Rem. Loc. en usage au commencement du xviies. selon Littré.
.Antéposé comme complément de nom :
17. − ... et quant à moi, quoique je sois à peine légiste et tout au plus procureur amateur, je soutiens ceci : qu'aux termes de la coutume de Normandie, à la saint-Michel, et pour chaque année, un équivalent devait être payé au profit du seigneur, sauf autrui droit [à l'exclusion du droit d'autrui], par tous et un chacun, ... Hugo, Les Misérables,t. 1, 1862, p. 797.
3. SOCIOL. L'autrui généralisé. ,,... Communauté organisée elle-même, dont l'individu intègre les rôles et qui donne l'unité du soi. C'est sous la forme de l'autrui généralisé que le processus social affecte le comportement des individus qui y sont engagés et que la communauté exerce son contrôle sur la conduite de ses membres`` (Sociol. 1970).
PRONONC. ET ORTH. : [otʀ ɥi]. Durée mi-longue sur la 1resyll. ds Passy 1914 et Barbeau-Rodhe 1930. Fér. Crit. t. 1 1787 précise que le mot ,,ne se dit que des personnes, et n'a point de pluriel`` (cf. aussi Wailly 1808).
ÉTYMOL. ET HIST. − 1. Ca 1100 « un autre, le prochain » (Roland, 1963, éd. Bédier, p. 164 : Ne fait damage ne de meie ne d'altrui); 2. 1262 l'autrui « le bien d'autrui » (J. Le Marchand, Miracles N. D. Chartres, éd. Duplessis, 185 ds T.-L. : De l'autrui volentiers prenoit) − début xviies. (Malherbe, Bienf. de Sénèq., VII, 16 ds DG) sens encore signalé ds Besch. et qualifié de ,,vieilli`` ds DG. Anc. cas oblique de autre* formé à partir du datif de alter *alterui pour alteri d'apr. cui.

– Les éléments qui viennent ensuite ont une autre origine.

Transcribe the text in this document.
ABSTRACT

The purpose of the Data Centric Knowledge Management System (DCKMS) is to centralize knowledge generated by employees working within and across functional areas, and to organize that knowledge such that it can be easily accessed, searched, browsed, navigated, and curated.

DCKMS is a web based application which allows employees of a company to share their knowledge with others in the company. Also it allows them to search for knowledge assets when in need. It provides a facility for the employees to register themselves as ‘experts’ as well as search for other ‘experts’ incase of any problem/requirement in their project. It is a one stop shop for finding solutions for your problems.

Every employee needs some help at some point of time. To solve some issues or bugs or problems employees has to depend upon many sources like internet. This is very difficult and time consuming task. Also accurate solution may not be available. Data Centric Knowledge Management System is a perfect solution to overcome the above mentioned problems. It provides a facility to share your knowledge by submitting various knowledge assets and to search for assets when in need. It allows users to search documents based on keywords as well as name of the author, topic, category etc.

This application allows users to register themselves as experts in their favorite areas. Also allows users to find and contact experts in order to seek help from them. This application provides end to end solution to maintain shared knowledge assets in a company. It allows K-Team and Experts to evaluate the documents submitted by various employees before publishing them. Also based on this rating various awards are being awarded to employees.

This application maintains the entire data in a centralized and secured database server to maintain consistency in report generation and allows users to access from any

STAT. − Fréq. abs. littér. : 2 587. Fréq. rel. littér. : xixes. : a) 1 903, b) 1 929; xxes. : a) 1 660, b) 7 347.
BBG. − Autrui. Déf. Lang. fr. 1970, no55, pp. 40-41. − Dem. 1802. − Foi t. 1 1968. − Foulq.-St-Jean 1962. − Gougenheim (G.). Autrui sujet. Fr. mod. 1949, t. 17, pp. 35-36. − Henning (G. N.). A Note on autrui. Mod. Lang. Notes. 1929, t. 44, pp. 107-108. − Lafon 1969. − Le Roux 1752. − Marcel 1938. − Martin (E.). Le Courrier de Vaugelas 1872, t. 3, p. 59; 1874/75, t. 5, p. 37. − Noter-Léc. 1912. − Pierreh. Suppl. 1926. − Pope 1961 [1952], § 870. − Rat (M.). Vieilles loc., mais qui vivent toujours. Déf. Lang. fr. 1965, no27, p. 10. − Sociol. 1970. − Ullmann (S.). A propos d'autrui sujet. Fr. mod. 1949, t. 17, pp. 225-226.